Q13. What is the effect of variation on the speed of the core?
variation in the threshold voltage manifests itself as variation in the speed of the core, the slowest circuit in the core determines the frequency of operation of the core, and a large core is more susceptible to lower frequency of operation due to variations.
Q14. What is the effect of the faster transistors on the performance of a system?
The faster transistors provide an additional 40% performance (increased frequency), almost doubling overall performance within the same power envelope (per scaling theory).
Q15. What are the common examples of extreme energy-efficient systems?
Extreme studies27,38 suggest that aggressive high-performance and extreme-energy-efficient systems may go further, eschewing the overhead of programmability features that software engineers have come to take for granted; for example, these future systems may drop hardware support for a single flat address space (which normally wastes energy on address manipulation/computing), single-memory hierarchy (coherence and monitoring energy overhead), and steady rate of execution (adapting to the available energy budget).
Q16. What is the main reason for the rapid growth in microprocessor performance?
For the past 20 years, rapid growth in microprocessor performance has been enabled by three key technology drivers—transistor-speed scaling, core microarchitecture techniques, and cache memories—discussed in turn in the following sections:Transistor-speed scaling.
Q17. How many transistors can be integrated into a single processor core?
Applying Pollack’s Rule, a single processor core with 150 million transistors will provide only about 2.5x microarchitecture performance improvement over today’s 25-million-transistor core, well shy of their 30x goal, while 80MB of cache is probably more than enough for the cores (see Table 3).
Q18. How many parallel machines used irregular and circuit-switched networks?

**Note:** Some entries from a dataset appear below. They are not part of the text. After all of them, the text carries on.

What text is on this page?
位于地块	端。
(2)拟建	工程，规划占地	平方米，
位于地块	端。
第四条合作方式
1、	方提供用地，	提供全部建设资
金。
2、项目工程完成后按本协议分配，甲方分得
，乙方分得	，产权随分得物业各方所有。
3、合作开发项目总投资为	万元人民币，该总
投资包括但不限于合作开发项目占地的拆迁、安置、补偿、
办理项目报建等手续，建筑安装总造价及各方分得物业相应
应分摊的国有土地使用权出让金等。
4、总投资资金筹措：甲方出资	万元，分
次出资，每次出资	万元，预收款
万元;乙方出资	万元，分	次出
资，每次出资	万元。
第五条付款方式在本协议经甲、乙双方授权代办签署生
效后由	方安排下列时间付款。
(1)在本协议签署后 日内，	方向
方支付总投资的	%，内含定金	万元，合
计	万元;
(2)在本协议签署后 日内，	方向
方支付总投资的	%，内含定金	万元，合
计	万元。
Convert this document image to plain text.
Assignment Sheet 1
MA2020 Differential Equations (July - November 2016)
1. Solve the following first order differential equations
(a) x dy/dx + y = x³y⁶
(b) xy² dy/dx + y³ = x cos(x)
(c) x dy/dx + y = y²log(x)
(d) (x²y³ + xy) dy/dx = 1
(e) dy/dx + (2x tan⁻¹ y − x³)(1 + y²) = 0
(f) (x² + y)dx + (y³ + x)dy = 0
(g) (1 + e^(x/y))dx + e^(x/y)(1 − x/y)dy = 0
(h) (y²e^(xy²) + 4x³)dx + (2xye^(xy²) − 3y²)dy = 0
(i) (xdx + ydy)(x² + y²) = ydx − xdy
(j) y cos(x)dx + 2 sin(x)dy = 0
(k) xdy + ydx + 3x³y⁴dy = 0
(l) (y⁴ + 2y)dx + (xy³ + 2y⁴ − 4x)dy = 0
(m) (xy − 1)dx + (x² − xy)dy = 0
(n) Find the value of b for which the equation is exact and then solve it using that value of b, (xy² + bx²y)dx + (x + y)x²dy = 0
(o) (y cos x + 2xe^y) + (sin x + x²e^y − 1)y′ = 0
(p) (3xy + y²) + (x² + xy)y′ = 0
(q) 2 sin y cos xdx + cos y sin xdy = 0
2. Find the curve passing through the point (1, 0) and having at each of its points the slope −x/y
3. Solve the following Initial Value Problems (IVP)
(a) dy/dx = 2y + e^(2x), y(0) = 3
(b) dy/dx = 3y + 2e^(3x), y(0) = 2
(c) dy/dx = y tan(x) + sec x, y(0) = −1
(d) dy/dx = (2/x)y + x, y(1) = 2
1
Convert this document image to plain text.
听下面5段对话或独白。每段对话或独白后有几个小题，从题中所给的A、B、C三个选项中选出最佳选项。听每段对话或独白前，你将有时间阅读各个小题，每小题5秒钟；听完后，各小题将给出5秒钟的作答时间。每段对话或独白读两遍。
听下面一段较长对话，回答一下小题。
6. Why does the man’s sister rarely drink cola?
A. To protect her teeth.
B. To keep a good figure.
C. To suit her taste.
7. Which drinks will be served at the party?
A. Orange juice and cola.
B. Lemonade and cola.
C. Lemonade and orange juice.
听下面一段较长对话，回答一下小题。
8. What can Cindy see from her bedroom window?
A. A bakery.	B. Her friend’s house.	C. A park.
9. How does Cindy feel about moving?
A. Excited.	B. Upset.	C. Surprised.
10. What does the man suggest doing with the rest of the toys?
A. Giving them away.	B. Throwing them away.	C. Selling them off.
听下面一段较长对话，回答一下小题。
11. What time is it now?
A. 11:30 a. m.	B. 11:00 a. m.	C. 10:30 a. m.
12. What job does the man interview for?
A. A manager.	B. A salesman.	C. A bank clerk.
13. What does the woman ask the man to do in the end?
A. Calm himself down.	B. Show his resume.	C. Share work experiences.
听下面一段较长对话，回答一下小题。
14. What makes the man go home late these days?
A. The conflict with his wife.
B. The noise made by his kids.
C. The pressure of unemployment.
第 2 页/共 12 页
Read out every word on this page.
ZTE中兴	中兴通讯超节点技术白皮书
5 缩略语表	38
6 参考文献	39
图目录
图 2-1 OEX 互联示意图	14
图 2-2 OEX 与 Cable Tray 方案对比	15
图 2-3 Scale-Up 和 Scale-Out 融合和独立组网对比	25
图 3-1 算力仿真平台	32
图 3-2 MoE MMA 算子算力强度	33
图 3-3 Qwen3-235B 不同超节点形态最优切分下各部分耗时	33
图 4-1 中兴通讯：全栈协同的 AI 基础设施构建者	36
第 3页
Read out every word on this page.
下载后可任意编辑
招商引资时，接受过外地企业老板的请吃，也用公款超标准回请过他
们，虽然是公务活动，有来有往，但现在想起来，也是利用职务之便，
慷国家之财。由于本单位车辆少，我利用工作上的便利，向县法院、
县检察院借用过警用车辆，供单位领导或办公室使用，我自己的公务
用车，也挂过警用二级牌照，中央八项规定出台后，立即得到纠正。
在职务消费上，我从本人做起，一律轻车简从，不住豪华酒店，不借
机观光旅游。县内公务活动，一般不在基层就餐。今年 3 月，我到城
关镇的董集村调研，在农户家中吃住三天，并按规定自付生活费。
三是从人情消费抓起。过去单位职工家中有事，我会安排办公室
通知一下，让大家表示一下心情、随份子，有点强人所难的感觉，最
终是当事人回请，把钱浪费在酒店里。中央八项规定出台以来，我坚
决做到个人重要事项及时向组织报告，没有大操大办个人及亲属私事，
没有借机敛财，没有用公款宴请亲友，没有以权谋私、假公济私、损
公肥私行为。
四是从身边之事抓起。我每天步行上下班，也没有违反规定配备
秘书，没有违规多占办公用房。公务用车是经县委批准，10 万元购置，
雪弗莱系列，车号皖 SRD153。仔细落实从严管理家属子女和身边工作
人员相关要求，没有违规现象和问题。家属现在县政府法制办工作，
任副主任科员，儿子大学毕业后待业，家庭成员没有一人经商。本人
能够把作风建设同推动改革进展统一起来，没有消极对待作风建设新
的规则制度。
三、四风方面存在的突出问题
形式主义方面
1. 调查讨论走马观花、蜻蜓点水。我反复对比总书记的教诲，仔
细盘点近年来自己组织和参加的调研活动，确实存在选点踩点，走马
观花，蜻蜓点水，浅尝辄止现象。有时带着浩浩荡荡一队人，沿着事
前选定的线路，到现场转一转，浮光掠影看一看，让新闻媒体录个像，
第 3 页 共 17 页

Many older parallel machines used irregular and circuit-switched networks31,41; Figure 12 describes a return to hybrid switched networks for on-chip interconnects.
Q19. What is the difference between a customized CPU and a GPU?
Another customization approach constrains the types of parallelism that can be executed efficiently, enabling a simpler core, coordination, and memory structures; for example, many CPUs increase energy efficiency by restricting memory access structure and control flexibility in single-instruction, multiple-data or vector (SIMD) structures,1,2 while GPUs encourage programs to express structured sets of threads that can be aligned and executed efficiently.